CNC defende concorrência leal e combate à ilegalidade

Seminário em Brasília reuniu empresários, parlamentares e especialistas

A defesa de um ambiente de negócios mais equilibrado, com concorrência leal, combate à ilegalidade e maior segurança para empresas e trabalhadores, foi tema do Seminário Pacto pela Ordem e Progresso, realizado na última, terça-feira (11), em Brasília.

Promovido pela Frente Parlamentar Mista do Ambiente de Negócios (FPN), com apoio da Confederação Nacional do Comércio de Bens, Serviços e Turismo (CNC) e do Instituto Unidos Brasil (IUB), o encontro reuniu parlamentares, empresários e especialistas para discutir os impactos da concorrência desleal, da informalidade e da violência sobre a economia brasileira.

Representando a CNC, presidida por José Roberto Tadros, o presidente do Sistema Fecomércio MG, Sesc e Senac, Nadim Donato, participou do painel sobre concorrência leal. Ele defendeu regras mais equilibradas para empresas que atuam formalmente no país.

Segundo dados apresentados pela CNC, o comércio ilegal provoca perdas anuais de R$ 179,2 bilhões em vendas do varejo formal e de R$ 74,8 bilhões em arrecadação tributária.

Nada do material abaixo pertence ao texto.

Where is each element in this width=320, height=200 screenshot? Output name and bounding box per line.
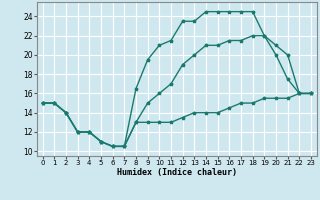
X-axis label: Humidex (Indice chaleur): Humidex (Indice chaleur) <box>117 168 237 177</box>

Para Donato, o enfrentamento à ilegalidade depende de ações integradas nas áreas de competitividade, tributação, fiscalização, inteligência e segurança jurídica. O dirigente também destacou a relação entre mercado ilegal e segurança pública, diante da possibilidade de atividades clandestinas financiarem organizações criminosas.

Tributação e comércio eletrônico

A isonomia tributária nas operações de comércio eletrônico internacional também esteve entre os temas discutidos no seminário.

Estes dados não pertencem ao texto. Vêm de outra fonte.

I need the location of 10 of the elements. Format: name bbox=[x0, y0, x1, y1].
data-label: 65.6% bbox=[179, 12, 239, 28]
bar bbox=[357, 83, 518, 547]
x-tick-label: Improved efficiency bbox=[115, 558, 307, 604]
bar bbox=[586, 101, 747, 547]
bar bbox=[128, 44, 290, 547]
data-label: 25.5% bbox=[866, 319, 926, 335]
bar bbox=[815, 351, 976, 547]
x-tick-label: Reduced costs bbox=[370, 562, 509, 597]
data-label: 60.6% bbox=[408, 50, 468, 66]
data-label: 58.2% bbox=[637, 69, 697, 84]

De acordo com estudo da CNC, a tributação das importações de pequeno valor contribuiu para redirecionar, em média, R$ 2,88 bilhões por mês para o varejo nacional. O impacto teria alcançado diferentes segmentos e contribuído para a preservação estimada de 98,9 mil empregos formais.

O evento também abordou os efeitos da violência sobre a atividade produtiva. O aumento dos custos com logística, transporte de cargas e operação das empresas, além dos impactos sobre investimentos, reforça a conexão entre segurança pública e ambiente de negócios.

O seminário marcou o início de uma série de debates promovidos pela Frente Parlamentar Mista do Ambiente de Negócios para discutir medidas voltadas ao fortalecimento das condições para empreender, investir e gerar empregos no Brasil.

A Federação do Comércio de Bens, Serviços e Turismo de Minas Gerais (Fecomércio MG) representa o setor de comércio de bens, serviços e turismo no estado, abrangendo mais de 750 mil empresas e 54 sindicatos.

Presidida por Nadim Elias Donato Filho, a entidade atua na defesa dos interesses do empresariado e na construção de soluções por meio do diálogo com governos e sociedade. A federação também administra o Sesc e o Senac em Minas Gerais.

Desde 2022, a Fecomércio MG ampliou sua participação na agenda pública, promovendo debates sobre a importância do setor para o desenvolvimento econômico de Minas Gerais. A entidade mantém atuação conjunta com a CNC na defesa de pautas do comércio nos âmbitos municipal, estadual e federal.

Entre as frentes de atuação estão a busca por melhores condições tributárias, a negociação de convenções coletivas e a oferta de serviços e benefícios voltados ao fortalecimento do comércio.

Com 87 anos de atuação, a Fecomércio MG afirma ter como objetivo contribuir para o desenvolvimento econômico e social de Minas Gerais.